It has been shown that any Linear Program (LP) can be solved in a polynomial number of steps. An example of such algorithm is the ellipsoid method.
To solve a problem which has $k$ variables and can be encoded in $L$ input bits, this algorithm uses $O(k^4L)$ pseudo-arithmetic operations on numbers with $O(L)$ digits.
I have a problem that can be formulated as a LP, but yet has been proven to be NP-hard. The proof is rather hard and complicated for my understanding, so I just want to argue why it is, at least, not in P.
Consider the following excerpts from here.
I can see why the ellipsoid algorithm (or any LP solving algorithm) would take exponential amount of steps because the number of variables $k$ is exponential in $n$ ($k = m^n$).

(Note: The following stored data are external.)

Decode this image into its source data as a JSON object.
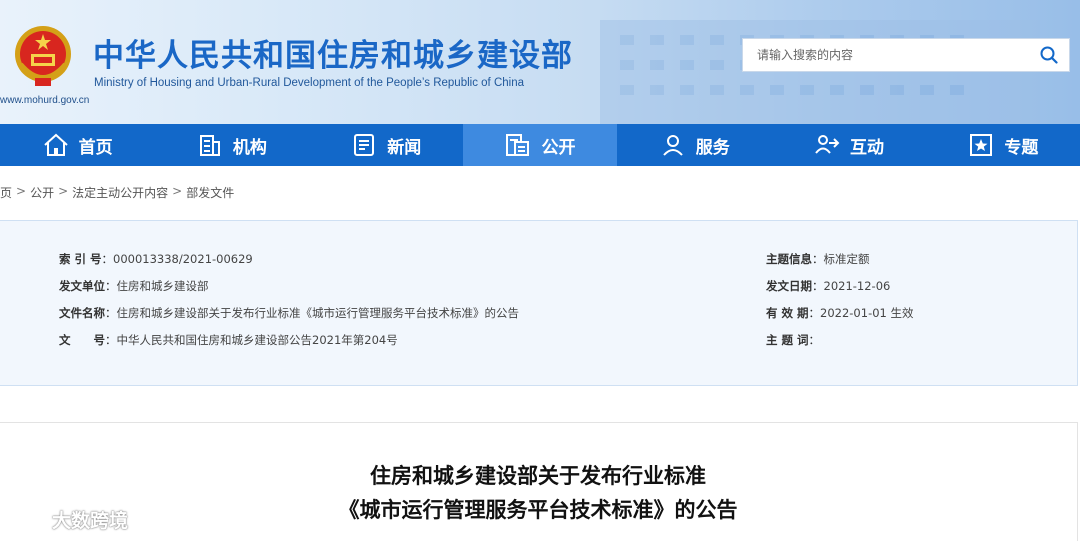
{
  "header": {
    "title": "中华人民共和国住房和城乡建设部",
    "subtitle": "Ministry of Housing and Urban-Rural Development of the People’s Republic of China",
    "url": "www.mohurd.gov.cn",
    "search_placeholder": "请输入搜索的内容"
  },
  "nav": [
    {
      "label": "首页",
      "icon": "home-icon"
    },
    {
      "label": "机构",
      "icon": "building-icon"
    },
    {
      "label": "新闻",
      "icon": "news-icon"
    },
    {
      "label": "公开",
      "icon": "disclosure-icon",
      "active": true
    },
    {
      "label": "服务",
      "icon": "service-icon"
    },
    {
      "label": "互动",
      "icon": "interaction-icon"
    },
    {
      "label": "专题",
      "icon": "topic-icon"
    }
  ],
  "breadcrumb": [
    "页",
    "公开",
    "法定主动公开内容",
    "部发文件"
  ],
  "info": {
    "index_label": "索 引 号",
    "index_value": "000013338/2021-00629",
    "issuer_label": "发文单位",
    "issuer_value": "住房和城乡建设部",
    "name_label": "文件名称",
    "name_value": "住房和城乡建设部关于发布行业标准《城市运行管理服务平台技术标准》的公告",
    "docno_label": "文　　号",
    "docno_value": "中华人民共和国住房和城乡建设部公告2021年第204号",
    "topic_label": "主题信息",
    "topic_value": "标准定额",
    "date_label": "发文日期",
    "date_value": "2021-12-06",
    "validity_label": "有 效 期",
    "validity_value": "2022-01-01 生效",
    "keywords_label": "主 题 词",
    "keywords_value": ""
  },
  "document": {
    "title_line1": "住房和城乡建设部关于发布行业标准",
    "title_line2": "《城市运行管理服务平台技术标准》的公告"
  },
  "watermark": {
    "text": "大数跨境"
  },
  "colors": {
    "nav_bg": "#1268c9",
    "nav_active": "#3e8ae0",
    "title_blue": "#1a67c6",
    "panel_bg": "#f2f7fd"
  }
}
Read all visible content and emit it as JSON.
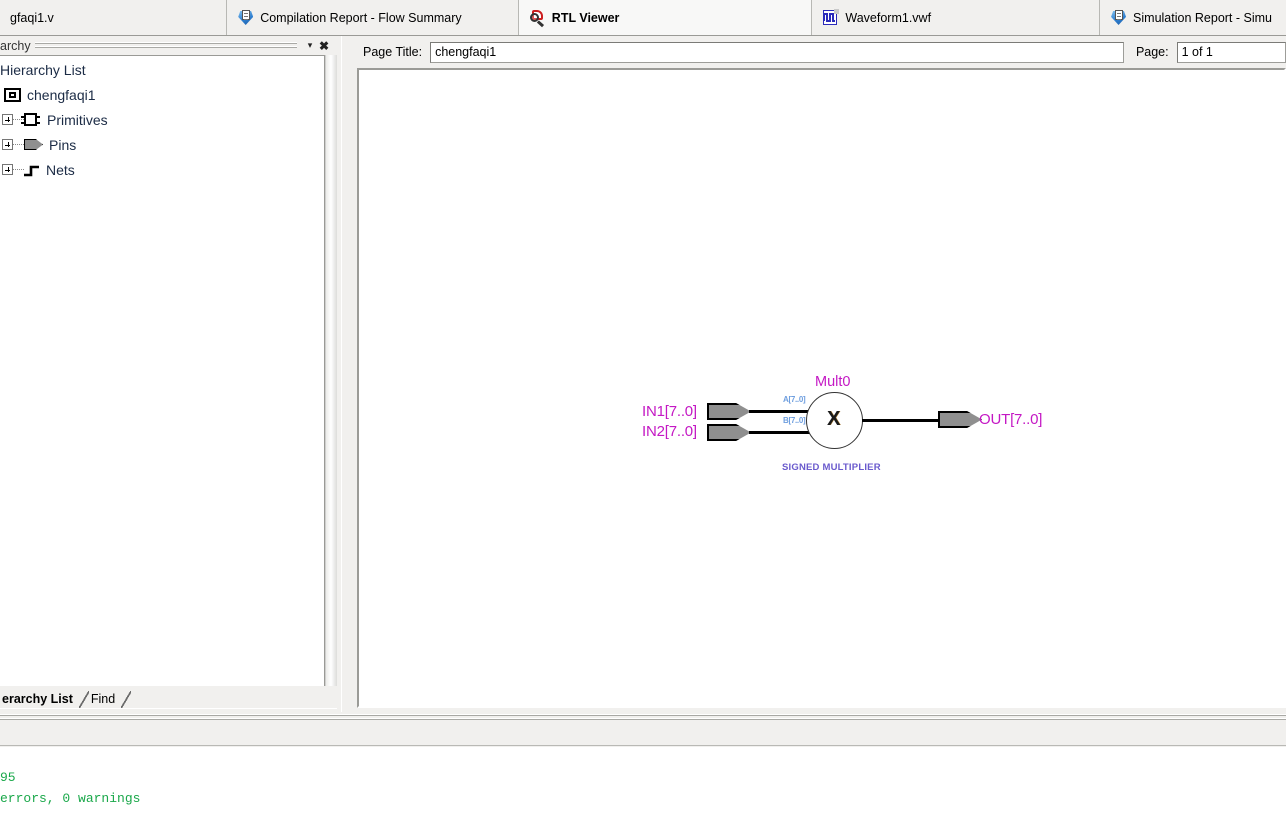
{
  "tabs": [
    {
      "label": "gfaqi1.v",
      "icon": "verilog-file-icon",
      "active": false,
      "has_icon": false
    },
    {
      "label": "Compilation Report - Flow Summary",
      "icon": "report-icon",
      "active": false,
      "has_icon": true
    },
    {
      "label": "RTL Viewer",
      "icon": "rtl-viewer-icon",
      "active": true,
      "has_icon": true
    },
    {
      "label": "Waveform1.vwf",
      "icon": "waveform-icon",
      "active": false,
      "has_icon": true
    },
    {
      "label": "Simulation Report - Simu",
      "icon": "report-icon",
      "active": false,
      "has_icon": true
    }
  ],
  "hierarchy_panel": {
    "title": "archy",
    "dropdown_icon": "chevron-down-icon",
    "close_icon": "close-icon",
    "list_header": "Hierarchy List",
    "root": {
      "label": "chengfaqi1",
      "icon": "module-icon"
    },
    "nodes": [
      {
        "label": "Primitives",
        "icon": "primitive-icon",
        "expander": "plus"
      },
      {
        "label": "Pins",
        "icon": "pin-icon",
        "expander": "plus"
      },
      {
        "label": "Nets",
        "icon": "net-icon",
        "expander": "plus"
      }
    ],
    "bottom_tabs": [
      {
        "label": "erarchy List",
        "active": true
      },
      {
        "label": "Find",
        "active": false
      }
    ]
  },
  "toolbar": {
    "page_title_label": "Page Title:",
    "page_title_value": "chengfaqi1",
    "page_label": "Page:",
    "page_value": "1 of 1"
  },
  "schematic": {
    "instance_name": "Mult0",
    "instance_type": "SIGNED MULTIPLIER",
    "operator_glyph": "X",
    "input_ports": [
      {
        "name": "IN1[7..0]",
        "bus_label": "A[7..0]"
      },
      {
        "name": "IN2[7..0]",
        "bus_label": "B[7..0]"
      }
    ],
    "output_ports": [
      {
        "name": "OUT[7..0]"
      }
    ],
    "colors": {
      "port_label": "#c418c4",
      "bus_label": "#6f9fdf",
      "type_label": "#6a5acd",
      "pin_fill": "#8f8f8f",
      "wire": "#000000"
    }
  },
  "messages": {
    "lines": [
      "95",
      "errors, 0 warnings"
    ],
    "text_color": "#1aa84a"
  }
}
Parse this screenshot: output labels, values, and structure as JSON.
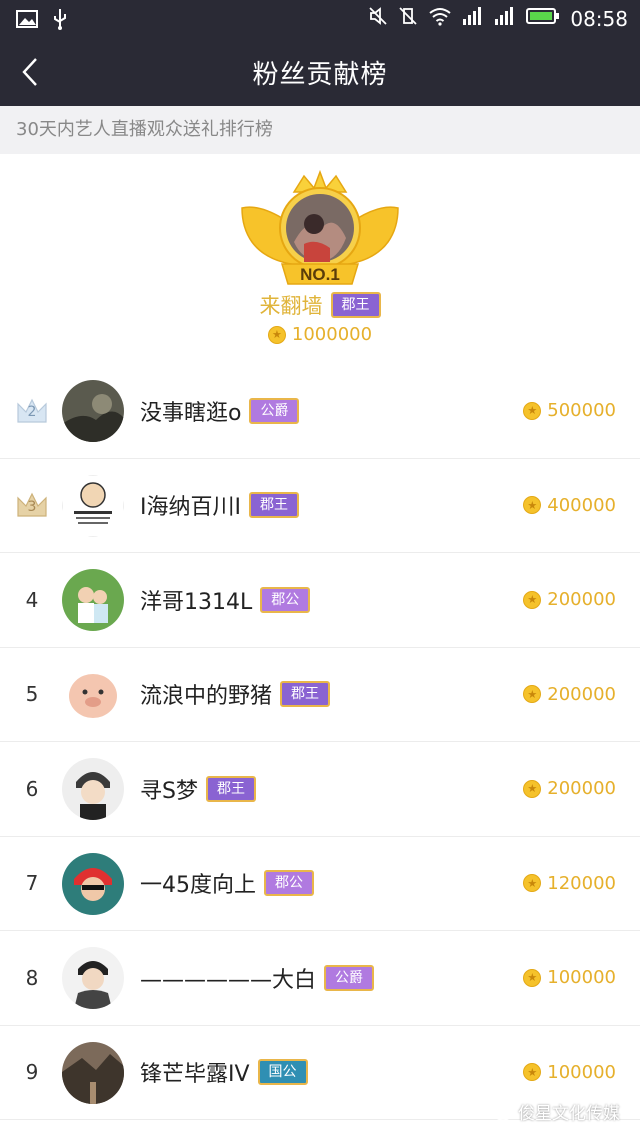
{
  "status_bar": {
    "time": "08:58"
  },
  "header": {
    "title": "粉丝贡献榜"
  },
  "subtitle": "30天内艺人直播观众送礼排行榜",
  "champion": {
    "badge_text": "NO.1",
    "name": "来翻墙",
    "rank_title": "郡王",
    "score": "1000000"
  },
  "list": [
    {
      "rank": "2",
      "name": "没事瞎逛o",
      "title": "公爵",
      "score": "500000"
    },
    {
      "rank": "3",
      "name": "I海纳百川I",
      "title": "郡王",
      "score": "400000"
    },
    {
      "rank": "4",
      "name": "洋哥1314L",
      "title": "郡公",
      "score": "200000"
    },
    {
      "rank": "5",
      "name": "流浪中的野猪",
      "title": "郡王",
      "score": "200000"
    },
    {
      "rank": "6",
      "name": "寻S梦",
      "title": "郡王",
      "score": "200000"
    },
    {
      "rank": "7",
      "name": "一45度向上",
      "title": "郡公",
      "score": "120000"
    },
    {
      "rank": "8",
      "name": "——————大白",
      "title": "公爵",
      "score": "100000"
    },
    {
      "rank": "9",
      "name": "锋芒毕露IV",
      "title": "国公",
      "score": "100000"
    }
  ],
  "watermark": "俊星文化传媒",
  "colors": {
    "header_bg": "#2a2a35",
    "gold": "#e6b02c",
    "badge_purple": "#8a63d2",
    "badge_teal": "#2f8fb3",
    "badge_gold_border": "#e9b64a"
  }
}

Now the number of variables is not exponential anymore ($k = nm^2$) and I can not argue why solving the Dual LP would take an exponential number of steps. The only thing I could come up with is that $L$ (number of input bits) could be exponential in size because of the exponential number of constraints ($m^n$). But that is just a wild guess.
Additionally, if the statement about $L$ is true, than it is exponential in the primal LP as well, meaning that both $k$ and $L$ in $O(k^4L)$ are exponential. Does that mean that solving the dual LP is more efficient than solving the primal one, in which only $L$ is exponential but not $k$?
NB: The context is finding optimal correlated equilibria in succinct games.